Healthy wild fish stocks are vital to the economic prosperity and social fabric of British Columbia’s coastal communities, and are fundamental to the culture of many Indigenous communities.
The focus on research science and restoration projects is part of a broader approach to addressing declines in salmon stocks that include, restoring lost protections for fish and fish habitat in the modernized Fisheries Act, science based fisheries management measures, reviewing concerns regarding predation, and implementing a plan to fight climate change.
Today, the Minister of Fisheries, Oceans and the Canadian Coast Guard, the Honourable Jonathan Wilkinson and Courtenay-Comox MLA Ronna-Rae Leonard announced four Vancouver Island-based projects under the British Columbia Salmon Restoration and Innovation Fund (BCSRIF), amounting to an investment of almost $2.2 million. These projects are led by:
- The University of Victoria (UVic) which will support BC rockfish recovery and assessment through outreach and citizen-science emphasizing angler awareness of regulations (via the MyCatch app) and through an evaluation of the effectiveness of rockfish descending devices on reducing rockfish mortality. UVic will partner with academia, conservancy organizations and local First Nations.

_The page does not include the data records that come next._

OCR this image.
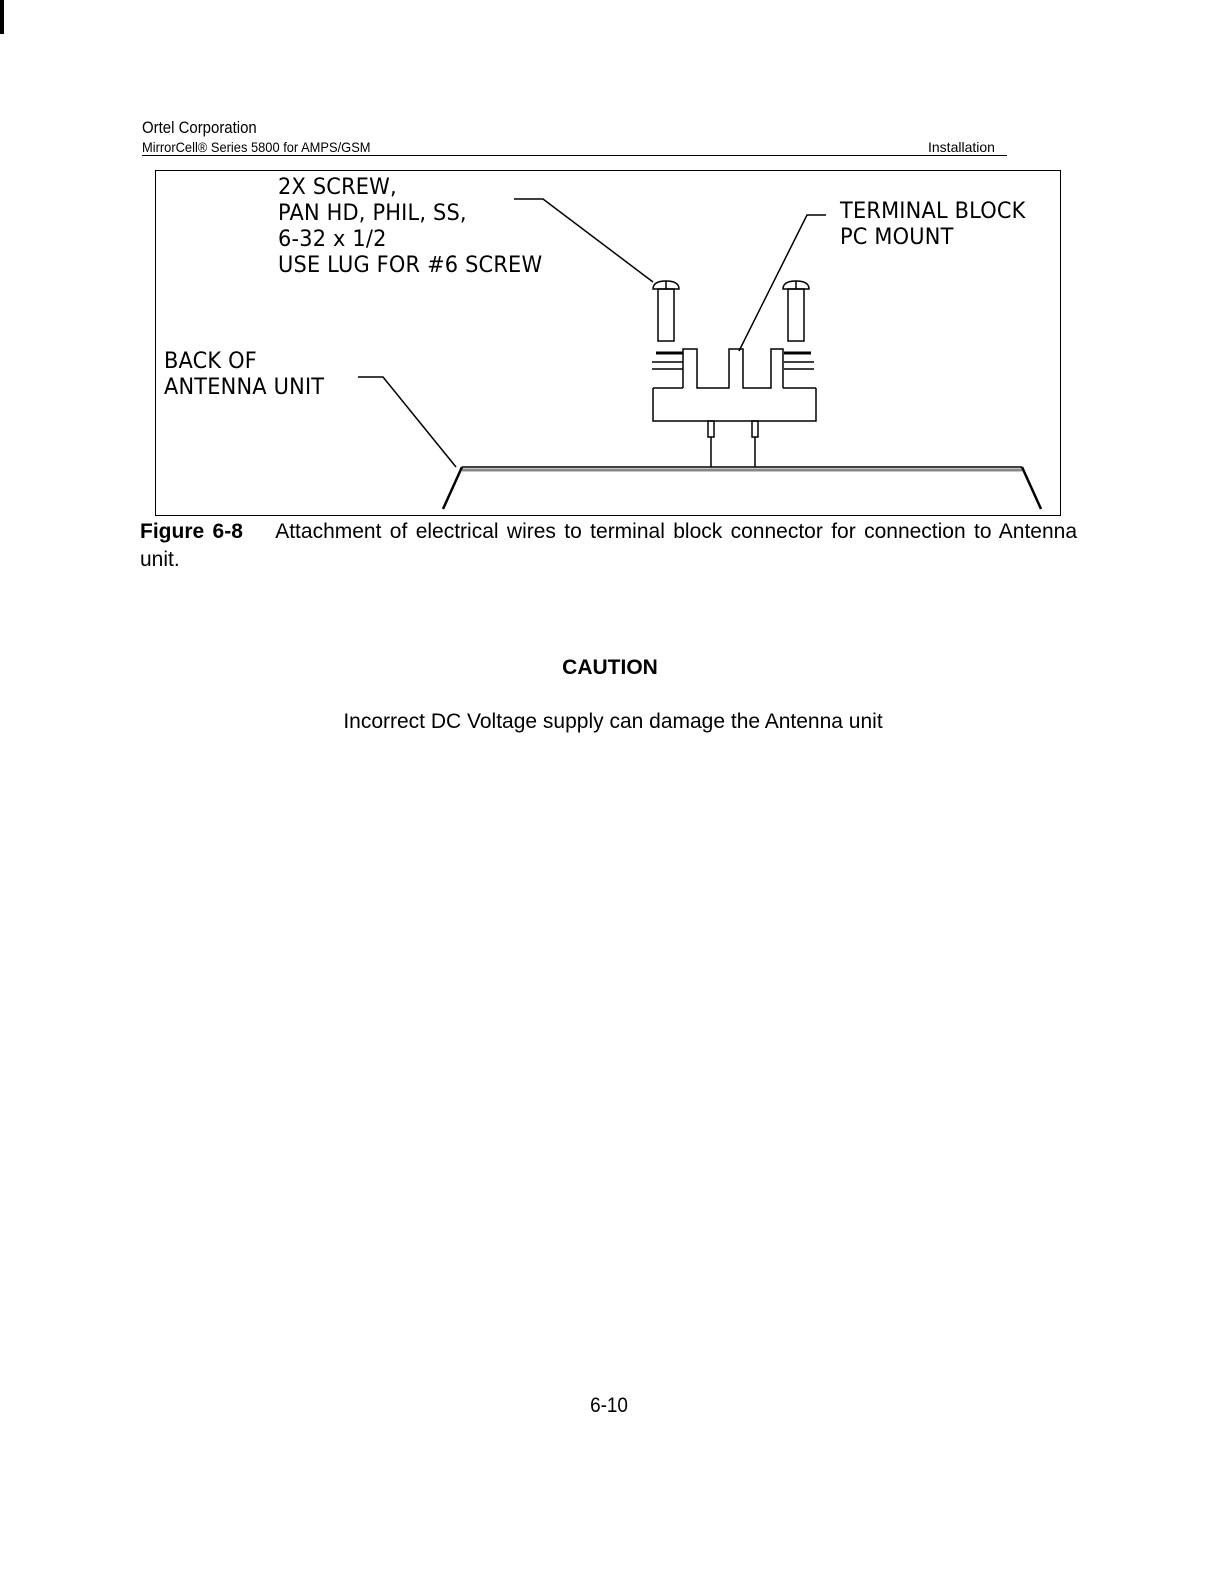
Ortel Corporation
MirrorCell® Series 5800 for AMPS/GSM	Installation
2X SCREW,
PAN HD, PHIL, SS,
6-32 x 1/2
USE LUG FOR #6 SCREW
TERMINAL BLOCK
PC MOUNT
BACK OF
ANTENNA UNIT
Figure 6-8 Attachment of electrical wires to terminal block connector for connection to Antenna unit.
CAUTION
Incorrect DC Voltage supply can damage the Antenna unit
6-10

- The BC Center for Aquatic Health Sciences and partners, including the BC Salmon Farmers Association, will establish a wet lab facility in the Campbell River area to increase research and diagnostic capacity to identify and examine fish health threats and interactions between farmed and wild stock.

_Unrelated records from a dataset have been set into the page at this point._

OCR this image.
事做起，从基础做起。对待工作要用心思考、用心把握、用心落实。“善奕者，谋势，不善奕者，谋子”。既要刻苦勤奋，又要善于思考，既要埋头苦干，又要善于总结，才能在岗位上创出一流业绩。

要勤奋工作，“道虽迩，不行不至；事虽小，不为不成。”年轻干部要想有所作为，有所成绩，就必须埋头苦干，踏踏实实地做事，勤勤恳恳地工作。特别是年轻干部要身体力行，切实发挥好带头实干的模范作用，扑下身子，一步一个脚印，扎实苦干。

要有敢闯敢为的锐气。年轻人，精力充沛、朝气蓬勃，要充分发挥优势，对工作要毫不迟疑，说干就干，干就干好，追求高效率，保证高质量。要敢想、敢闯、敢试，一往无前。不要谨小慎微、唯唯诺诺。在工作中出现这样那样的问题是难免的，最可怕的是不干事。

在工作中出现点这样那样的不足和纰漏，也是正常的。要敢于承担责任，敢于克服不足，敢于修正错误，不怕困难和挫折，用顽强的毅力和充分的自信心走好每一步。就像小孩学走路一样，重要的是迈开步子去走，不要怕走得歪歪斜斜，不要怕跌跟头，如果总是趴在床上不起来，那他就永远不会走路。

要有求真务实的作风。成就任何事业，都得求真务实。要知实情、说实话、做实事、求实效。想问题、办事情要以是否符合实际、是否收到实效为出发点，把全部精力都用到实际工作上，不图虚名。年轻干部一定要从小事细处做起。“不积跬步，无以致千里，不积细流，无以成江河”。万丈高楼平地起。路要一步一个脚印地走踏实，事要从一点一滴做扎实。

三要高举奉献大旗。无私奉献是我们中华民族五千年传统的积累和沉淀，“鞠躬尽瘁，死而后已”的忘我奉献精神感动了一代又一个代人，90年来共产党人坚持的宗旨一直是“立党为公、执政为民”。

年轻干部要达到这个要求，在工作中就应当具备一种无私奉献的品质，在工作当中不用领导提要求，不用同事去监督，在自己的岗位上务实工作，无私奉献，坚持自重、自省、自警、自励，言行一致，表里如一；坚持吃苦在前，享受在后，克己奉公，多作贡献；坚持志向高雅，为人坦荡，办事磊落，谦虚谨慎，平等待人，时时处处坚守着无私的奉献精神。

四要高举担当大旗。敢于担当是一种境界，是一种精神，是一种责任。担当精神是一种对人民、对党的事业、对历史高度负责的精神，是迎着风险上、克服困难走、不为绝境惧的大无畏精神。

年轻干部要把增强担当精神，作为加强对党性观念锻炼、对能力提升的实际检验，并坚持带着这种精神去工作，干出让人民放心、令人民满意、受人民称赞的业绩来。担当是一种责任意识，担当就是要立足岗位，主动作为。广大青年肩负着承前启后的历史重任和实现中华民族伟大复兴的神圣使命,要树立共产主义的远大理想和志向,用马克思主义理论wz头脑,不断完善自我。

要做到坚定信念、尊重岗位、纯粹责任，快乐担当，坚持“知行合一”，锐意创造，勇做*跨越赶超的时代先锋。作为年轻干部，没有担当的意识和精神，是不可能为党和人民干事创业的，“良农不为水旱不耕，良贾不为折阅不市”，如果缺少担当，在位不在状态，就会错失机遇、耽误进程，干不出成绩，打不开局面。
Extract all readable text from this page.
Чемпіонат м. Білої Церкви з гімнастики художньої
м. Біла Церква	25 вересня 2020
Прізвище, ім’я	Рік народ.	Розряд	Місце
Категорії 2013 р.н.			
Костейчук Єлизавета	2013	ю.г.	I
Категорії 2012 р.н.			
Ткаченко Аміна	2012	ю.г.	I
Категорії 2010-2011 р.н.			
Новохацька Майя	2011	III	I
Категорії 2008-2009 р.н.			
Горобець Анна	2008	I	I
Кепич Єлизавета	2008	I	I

- The Cowichan Valley Regional District and partners, including the Cowichan Tribes, which will conduct an evaluation of the natural boundary of Cowichan Lake to support building critical new water storage infrastructure to provide flows required to sustain Cowichan salmon populations.

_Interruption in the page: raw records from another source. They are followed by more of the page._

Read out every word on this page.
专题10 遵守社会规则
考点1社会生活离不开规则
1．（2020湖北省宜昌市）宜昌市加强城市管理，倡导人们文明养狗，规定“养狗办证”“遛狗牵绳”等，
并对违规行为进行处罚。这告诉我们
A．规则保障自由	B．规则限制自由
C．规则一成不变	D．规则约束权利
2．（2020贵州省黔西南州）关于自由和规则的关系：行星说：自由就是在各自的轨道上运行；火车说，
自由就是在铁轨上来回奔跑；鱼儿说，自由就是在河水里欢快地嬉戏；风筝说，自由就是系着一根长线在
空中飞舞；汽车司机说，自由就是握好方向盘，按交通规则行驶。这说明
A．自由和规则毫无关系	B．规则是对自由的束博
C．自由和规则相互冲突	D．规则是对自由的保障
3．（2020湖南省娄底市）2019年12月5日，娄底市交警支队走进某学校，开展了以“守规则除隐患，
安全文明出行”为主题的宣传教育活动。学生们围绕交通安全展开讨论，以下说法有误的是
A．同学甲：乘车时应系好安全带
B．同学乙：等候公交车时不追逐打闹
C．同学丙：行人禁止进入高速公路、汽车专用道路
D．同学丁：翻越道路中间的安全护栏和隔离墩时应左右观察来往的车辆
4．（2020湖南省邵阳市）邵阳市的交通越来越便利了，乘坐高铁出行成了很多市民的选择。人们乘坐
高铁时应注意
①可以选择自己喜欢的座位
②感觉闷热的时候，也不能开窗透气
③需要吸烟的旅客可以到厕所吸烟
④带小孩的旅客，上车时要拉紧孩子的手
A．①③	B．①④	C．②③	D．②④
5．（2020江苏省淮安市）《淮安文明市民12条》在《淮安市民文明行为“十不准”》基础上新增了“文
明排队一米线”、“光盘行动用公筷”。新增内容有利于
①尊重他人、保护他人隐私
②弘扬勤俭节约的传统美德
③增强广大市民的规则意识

- The Comox Valley Project Watershed Society, with the K’ómoks First Nation, North Island College and other partners, which will apply and test tools for identifying, mapping and quantifying important forage fish populations and their habitats. This work will contribute to the conservation of important food sources for Pacific salmon, including Chinook and coho.
Projects funded under BCSRIF will advance work to enhance salmon habitats to help support British Columbia’s fish and seafood sector, and help secure the sustainability of wild Pacific salmon, as well as other wild fish stocks. Over the next five years, investments through the BCSRIF will help ensure British Columbia’s wild fisheries are environmentally and economically sustainable for the long-term, and that employment in the fishery is resilient to the challenges of climate change, as well as evolving economic conditions.
BCSRIF funding is open to Indigenous communities, industry associations, environmental non-governmental organizations and academic institutions. Each application is reviewed and approved by Fisheries and Oceans Canada and the Province of British Columbia. Investments through this program will benefit commercial and recreational fishing and aquaculture, as well as science and research initiatives.
“Our government understands the need to protect and restore salmon habitats as a key part of our plan to sustain and restore wild salmon populations. Through the investments being made under the British Columbia Salmon Restauration and Innovation Fund, we are taking decisive action in improving conditions and habitat in waterways across the province. Working in partnership with the Province of British Columbia, I am confident that we can and are making substantive progress in protecting and enhancing our wild fish stocks and in strengthening our fishing industry for today, and for the generations ahead.”
The Honourable Jonathan Wilkinson, Minister of Fisheries, Oceans and the Canadian Coast Guard
“Island rivers are a lifeline for B.C. salmon, and in recent years both rivers and fish have been endangered by the results of a changing climate. These projects support wild salmon populations and habitat at different stages of their lifecycle and are the results of British Columbians from First Nations, governments, academia, and not-for-profit organizations working together in our shared commitment to help wild salmon”
The Honourable Lana Popham, BC Minister of Agriculture
Additional information on the 23 initial projects selected for BCSRIF can be found online here (dfo-mpo.gc.ca) .
The British Columbia Salmon Restoration and Innovation Fund is a 70 per cent federal, 30 per cent provincial cost-shared program.
The Government of Canada is investing $100 million over five years for the British Columbia Salmon Restoration and Innovation Fund, and is providing a one-time investment of $5 million for the Pacific Salmon Endowment Fund.
The Government of British Columbia is investing $42.85 million over five years and has provided a one-time grant of $5 million for the Pacific Salmon Foundation.
Indigenous communities, commercial organizations in the wild fisheries and aquaculture sectors, recreational fisheries, as well as non-commercial organizations such as universities and research institutions, industry associations and conservation groups, can apply.
Salmon are a part of intricate food webs in both their freshwater and marine environments, affecting everything from tiny zooplankton, to large mammals like whales and bears, to birds of prey.
Wild salmon are culturally important for many First Nations in British Columbia. Wild salmon is also part of the province’s long-running tradition of recreational and sport fishing, which is directly connected to its tourism industry.
Further opportunities to apply for funding will be provided in fall 2019. Details and exact dates will be made available at a later date.